Cal Fed Killed Merger with Glenfed, Eyeing A Better Offer

Two major California thrifts, Glendale Federal Bank and Cal Fed Bancorp, considered merging earlier this year before Cal Fed scotched the deal because it believes it could soon get a better offer from elsewhere.

Sources with direct knowledge of the situation said Glenfed initiated the talks because it believed the surviving institution - which would have had $29 billion of assets - would be more profitable, and more attractive to an out-of-state acquirer, than either company would be on its own.

Many analysts and institutional investors agree that out-of-state banks interested in entering California would prefer to buy a company bigger than either Glenfed or Cal Fed in order to have enough market share to compete with BankAmerica Corp. and Wells Fargo & Co.

But Cal Fed was uncomfortable with some features of Glenfed's balance sheet, including its higher concentration of risky multifamily apartment and commercial loans, and its greater interest rate exposure.

Cal Fed and Glenfed spokespeople said their companies could not comment on the reports. But Cal Fed officials have said publicly that they have reviewed 31 acquisitions in the past year - both small branch acquisitions and larger mergers.

According to sources, Glenfed used the investment banking firm CS First Boston to bring the merger overture to Cal Fed.

As a sign of his serious intentions, Glenfed chairman Stephen J. Trafton offered to step down and let Cal Fed chief executive Edward G. Harshfield run the combined institution, according to sources.

Glenfed proposed that ownership of the combined company be split equally between the two thrifts' shareholders, sources said. The split, they said, would have been such that Glenfed shareholders would get new shares roughly equal to the value of their current holdings, while Cal Fed shareholders would have gotten a small premium.
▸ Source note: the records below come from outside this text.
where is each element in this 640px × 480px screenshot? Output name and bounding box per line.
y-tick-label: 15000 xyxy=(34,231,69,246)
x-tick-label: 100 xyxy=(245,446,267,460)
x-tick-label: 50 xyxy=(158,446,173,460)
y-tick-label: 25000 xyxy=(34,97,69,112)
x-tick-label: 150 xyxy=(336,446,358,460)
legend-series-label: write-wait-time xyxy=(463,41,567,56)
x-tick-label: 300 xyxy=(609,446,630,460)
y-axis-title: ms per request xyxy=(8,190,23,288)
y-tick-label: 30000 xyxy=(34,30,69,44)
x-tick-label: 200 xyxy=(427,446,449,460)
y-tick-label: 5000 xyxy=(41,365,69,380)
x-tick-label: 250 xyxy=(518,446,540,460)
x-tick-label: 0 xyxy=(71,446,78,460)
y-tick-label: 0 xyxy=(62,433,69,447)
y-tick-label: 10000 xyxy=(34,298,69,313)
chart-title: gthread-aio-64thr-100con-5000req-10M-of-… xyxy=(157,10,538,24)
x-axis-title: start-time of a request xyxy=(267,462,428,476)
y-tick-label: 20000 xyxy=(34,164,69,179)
The surviving company would have had either the Glenfed name, or a new name, sources said.

Cost savings were estimated by the sources at about $75 million within a year, mostly from consolidations of duplicate back-office and data processing operations, and headquarters and administrative offices.
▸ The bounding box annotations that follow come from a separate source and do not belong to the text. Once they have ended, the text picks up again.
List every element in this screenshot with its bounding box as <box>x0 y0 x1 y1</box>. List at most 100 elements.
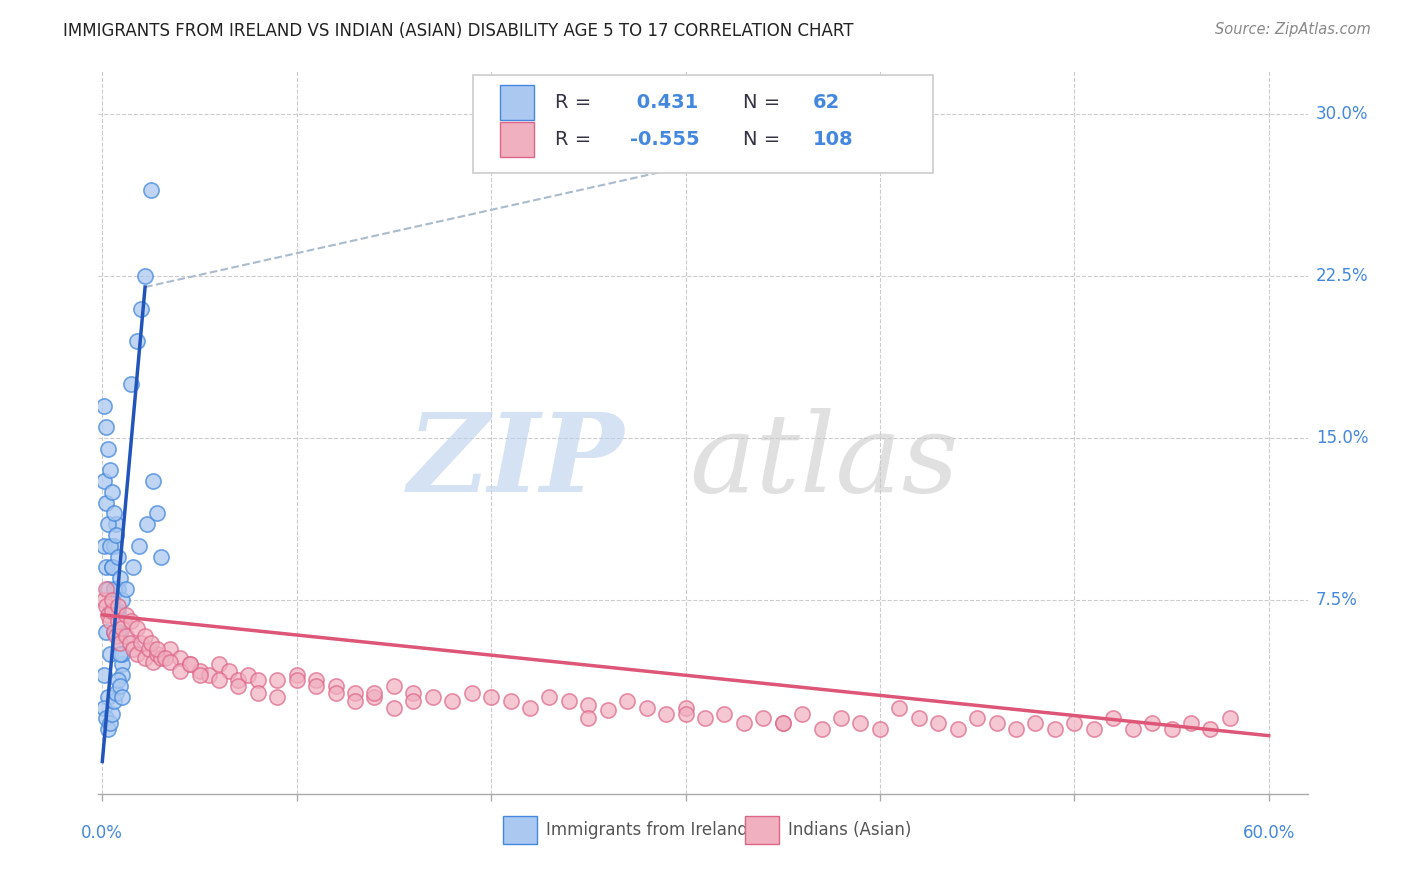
Point <box>636 700 658 714</box>
Point <box>363 685 385 699</box>
Point <box>103 694 125 708</box>
Point <box>96 711 118 725</box>
Point <box>1043 722 1066 736</box>
Point <box>849 715 872 730</box>
Point <box>104 603 127 617</box>
Point <box>499 694 522 708</box>
Point <box>122 642 145 657</box>
Point <box>97 722 120 736</box>
FancyBboxPatch shape <box>501 122 534 157</box>
Text: N =: N = <box>742 93 786 112</box>
Point <box>101 560 124 574</box>
Point <box>129 636 152 650</box>
Point <box>519 700 541 714</box>
Point <box>98 539 121 553</box>
Point <box>107 603 129 617</box>
Point <box>169 651 191 665</box>
Text: Indians (Asian): Indians (Asian) <box>787 821 911 839</box>
Point <box>153 651 176 665</box>
Point <box>96 420 118 434</box>
Point <box>907 711 929 725</box>
Point <box>460 685 482 699</box>
Point <box>733 715 755 730</box>
Point <box>1063 715 1085 730</box>
Point <box>142 656 165 670</box>
Point <box>441 694 464 708</box>
Point <box>344 685 367 699</box>
Point <box>128 539 150 553</box>
Text: Immigrants from Ireland: Immigrants from Ireland <box>546 821 748 839</box>
Point <box>198 668 221 682</box>
Point <box>101 592 124 607</box>
Point <box>869 722 891 736</box>
Point <box>966 711 988 725</box>
Point <box>576 711 599 725</box>
Point <box>97 582 120 596</box>
Point <box>107 625 129 640</box>
Point <box>108 679 131 693</box>
Point <box>93 592 115 607</box>
Point <box>93 474 115 488</box>
Text: R =: R = <box>555 129 598 149</box>
Point <box>104 629 127 643</box>
Point <box>107 549 129 564</box>
Point <box>96 582 118 596</box>
Point <box>159 642 181 657</box>
Point <box>382 700 405 714</box>
Point <box>1083 722 1105 736</box>
Point <box>266 673 288 687</box>
Text: IMMIGRANTS FROM IRELAND VS INDIAN (ASIAN) DISABILITY AGE 5 TO 17 CORRELATION CHA: IMMIGRANTS FROM IRELAND VS INDIAN (ASIAN… <box>63 22 853 40</box>
Point <box>108 636 131 650</box>
Point <box>285 673 308 687</box>
Point <box>228 679 250 693</box>
Point <box>127 647 149 661</box>
Point <box>111 690 134 704</box>
Point <box>1219 711 1241 725</box>
Point <box>246 673 269 687</box>
Point <box>382 679 405 693</box>
Point <box>107 615 129 629</box>
Point <box>344 694 367 708</box>
Point <box>325 685 347 699</box>
Point <box>149 651 172 665</box>
Point <box>93 668 115 682</box>
Point <box>98 615 121 629</box>
Point <box>114 582 136 596</box>
Point <box>98 647 121 661</box>
Text: N =: N = <box>742 129 786 149</box>
Point <box>363 690 385 704</box>
Point <box>96 599 118 614</box>
Point <box>538 690 561 704</box>
Point <box>616 694 638 708</box>
Text: 108: 108 <box>813 129 853 149</box>
Text: ZIP: ZIP <box>408 408 624 516</box>
Point <box>675 707 697 722</box>
Point <box>1102 711 1125 725</box>
Point <box>1160 722 1182 736</box>
Point <box>97 517 120 532</box>
Point <box>134 269 156 284</box>
Point <box>246 685 269 699</box>
Point <box>111 647 134 661</box>
Point <box>104 517 127 532</box>
Point <box>693 711 716 725</box>
Point <box>111 668 134 682</box>
Point <box>97 442 120 456</box>
Point <box>104 582 127 596</box>
Text: 62: 62 <box>813 93 841 112</box>
Point <box>149 549 172 564</box>
Point <box>188 664 211 678</box>
Point <box>1122 722 1144 736</box>
Text: 7.5%: 7.5% <box>1316 591 1358 608</box>
Point <box>114 629 136 643</box>
Point <box>986 715 1008 730</box>
Text: R =: R = <box>555 93 598 112</box>
Point <box>121 615 143 629</box>
Point <box>889 700 911 714</box>
Point <box>218 664 240 678</box>
Point <box>107 673 129 687</box>
Point <box>558 694 581 708</box>
Point <box>93 399 115 413</box>
Point <box>1199 722 1222 736</box>
Point <box>96 560 118 574</box>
Both rank among the nation's 10 biggest thrifts. Glenfed, based in Glendale, has assets of $14.6 billion, while Los Angeles-based Cal Fed has assets of $14.3 billion. Together, they would have formed the country's fourth-largest thrift.
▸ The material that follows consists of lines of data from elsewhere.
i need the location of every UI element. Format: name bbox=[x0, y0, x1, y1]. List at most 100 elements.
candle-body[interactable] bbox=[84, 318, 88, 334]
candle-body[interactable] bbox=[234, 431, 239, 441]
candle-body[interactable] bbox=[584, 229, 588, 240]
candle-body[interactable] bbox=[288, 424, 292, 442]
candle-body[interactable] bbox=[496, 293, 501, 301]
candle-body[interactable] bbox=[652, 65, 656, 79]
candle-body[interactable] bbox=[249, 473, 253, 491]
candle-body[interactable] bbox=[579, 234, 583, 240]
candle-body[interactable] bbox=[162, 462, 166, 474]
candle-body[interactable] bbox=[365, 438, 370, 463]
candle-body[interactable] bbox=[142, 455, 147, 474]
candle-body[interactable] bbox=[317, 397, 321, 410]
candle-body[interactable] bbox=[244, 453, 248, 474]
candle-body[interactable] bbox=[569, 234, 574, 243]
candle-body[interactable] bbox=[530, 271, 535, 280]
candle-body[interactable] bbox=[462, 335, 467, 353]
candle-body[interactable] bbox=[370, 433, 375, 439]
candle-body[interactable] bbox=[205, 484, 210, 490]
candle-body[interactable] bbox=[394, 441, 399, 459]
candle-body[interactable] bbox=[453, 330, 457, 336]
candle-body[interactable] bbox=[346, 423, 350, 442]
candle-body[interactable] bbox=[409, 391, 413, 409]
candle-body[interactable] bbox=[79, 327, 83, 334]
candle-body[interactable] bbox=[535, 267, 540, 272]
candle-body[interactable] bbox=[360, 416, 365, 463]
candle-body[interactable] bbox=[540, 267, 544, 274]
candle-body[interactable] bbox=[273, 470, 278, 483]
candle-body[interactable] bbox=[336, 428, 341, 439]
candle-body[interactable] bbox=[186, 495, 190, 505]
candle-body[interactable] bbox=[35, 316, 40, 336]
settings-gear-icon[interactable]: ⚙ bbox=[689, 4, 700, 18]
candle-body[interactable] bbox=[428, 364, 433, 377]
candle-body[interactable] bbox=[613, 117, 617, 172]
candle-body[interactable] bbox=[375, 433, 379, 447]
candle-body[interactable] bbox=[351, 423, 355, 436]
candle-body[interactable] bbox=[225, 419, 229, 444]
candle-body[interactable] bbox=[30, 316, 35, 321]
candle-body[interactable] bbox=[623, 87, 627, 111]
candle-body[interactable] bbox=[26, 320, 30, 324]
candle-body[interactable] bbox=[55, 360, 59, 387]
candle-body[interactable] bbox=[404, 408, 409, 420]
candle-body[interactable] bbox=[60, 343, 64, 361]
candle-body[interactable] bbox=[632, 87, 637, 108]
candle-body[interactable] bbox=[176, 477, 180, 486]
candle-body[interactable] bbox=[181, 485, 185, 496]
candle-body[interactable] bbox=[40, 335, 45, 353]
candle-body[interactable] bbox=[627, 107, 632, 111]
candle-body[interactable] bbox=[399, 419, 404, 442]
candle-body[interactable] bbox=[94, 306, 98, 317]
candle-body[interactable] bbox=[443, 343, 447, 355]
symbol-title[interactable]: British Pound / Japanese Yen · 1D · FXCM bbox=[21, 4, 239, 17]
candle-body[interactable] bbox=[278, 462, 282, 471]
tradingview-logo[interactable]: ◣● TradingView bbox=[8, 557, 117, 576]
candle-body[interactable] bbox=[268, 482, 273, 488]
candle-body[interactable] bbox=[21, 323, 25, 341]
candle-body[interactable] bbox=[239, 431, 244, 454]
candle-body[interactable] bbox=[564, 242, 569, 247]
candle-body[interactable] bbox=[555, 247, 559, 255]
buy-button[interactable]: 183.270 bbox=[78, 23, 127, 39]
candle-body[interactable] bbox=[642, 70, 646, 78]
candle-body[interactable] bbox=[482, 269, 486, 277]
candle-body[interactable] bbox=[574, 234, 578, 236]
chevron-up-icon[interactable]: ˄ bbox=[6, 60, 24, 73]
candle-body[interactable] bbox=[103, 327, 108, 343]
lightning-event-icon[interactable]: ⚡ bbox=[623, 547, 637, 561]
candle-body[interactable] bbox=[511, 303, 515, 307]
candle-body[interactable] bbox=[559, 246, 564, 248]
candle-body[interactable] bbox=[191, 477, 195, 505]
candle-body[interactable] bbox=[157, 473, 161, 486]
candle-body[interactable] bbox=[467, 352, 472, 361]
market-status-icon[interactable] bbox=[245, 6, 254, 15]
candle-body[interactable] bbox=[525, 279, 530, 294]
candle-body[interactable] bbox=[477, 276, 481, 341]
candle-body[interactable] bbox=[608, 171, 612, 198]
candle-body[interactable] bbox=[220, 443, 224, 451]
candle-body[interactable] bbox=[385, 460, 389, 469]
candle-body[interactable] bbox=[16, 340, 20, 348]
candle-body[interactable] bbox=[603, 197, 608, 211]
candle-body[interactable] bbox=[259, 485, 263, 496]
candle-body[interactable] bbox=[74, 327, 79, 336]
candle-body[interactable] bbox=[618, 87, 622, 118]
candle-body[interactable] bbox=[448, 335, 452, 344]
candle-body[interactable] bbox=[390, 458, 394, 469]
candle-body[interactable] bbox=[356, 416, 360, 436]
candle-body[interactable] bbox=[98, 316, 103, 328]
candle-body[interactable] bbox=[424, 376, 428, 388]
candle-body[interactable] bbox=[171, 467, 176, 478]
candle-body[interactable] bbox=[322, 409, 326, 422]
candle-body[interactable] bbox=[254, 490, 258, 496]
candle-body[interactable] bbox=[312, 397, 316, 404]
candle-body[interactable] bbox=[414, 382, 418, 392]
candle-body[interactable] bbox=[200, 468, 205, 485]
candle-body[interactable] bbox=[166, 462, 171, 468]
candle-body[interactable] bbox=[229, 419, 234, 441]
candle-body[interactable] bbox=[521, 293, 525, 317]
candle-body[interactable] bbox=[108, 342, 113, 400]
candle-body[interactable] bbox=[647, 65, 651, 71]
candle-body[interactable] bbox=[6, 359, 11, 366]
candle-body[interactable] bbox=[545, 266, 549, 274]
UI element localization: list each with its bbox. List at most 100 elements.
"There was enough juice that it would have worked out nicely as an MOE (merger of equals)," said one source with direct knowledge of the talks. Analysts and investors have rated a merger between Cal Fed and Glenfed as one of the most likely in the industry. Indeed, the two came close to consummating a deal in 1989 before disagreements between managements killed the merger at the last minute.

But in the most recent talks Cal Fed officials decided other mergers could be done in the next 18 months that would better for their shareholders, source said. Possible merger partners include other California thrifts or out-of-state banks, observers noted.

Investors and analysts had mixed reactions to reports that Cal Fed had nixed a Glenfed offer. "Assuming you really did get rid of one back office, and did substantial reductions of branches and overlaps, I think it (a merger) would be fabulous," said Charlotte Chamberlain, an analyst with Wedbush Morgan Securities.

But Joseph Jolson, a thrift analyst with Montgomery Securities, said a merger could be bad for shareholders of both thrifts if it integration process delayed the acquisition of either company by an out-of-state bank for a higher price.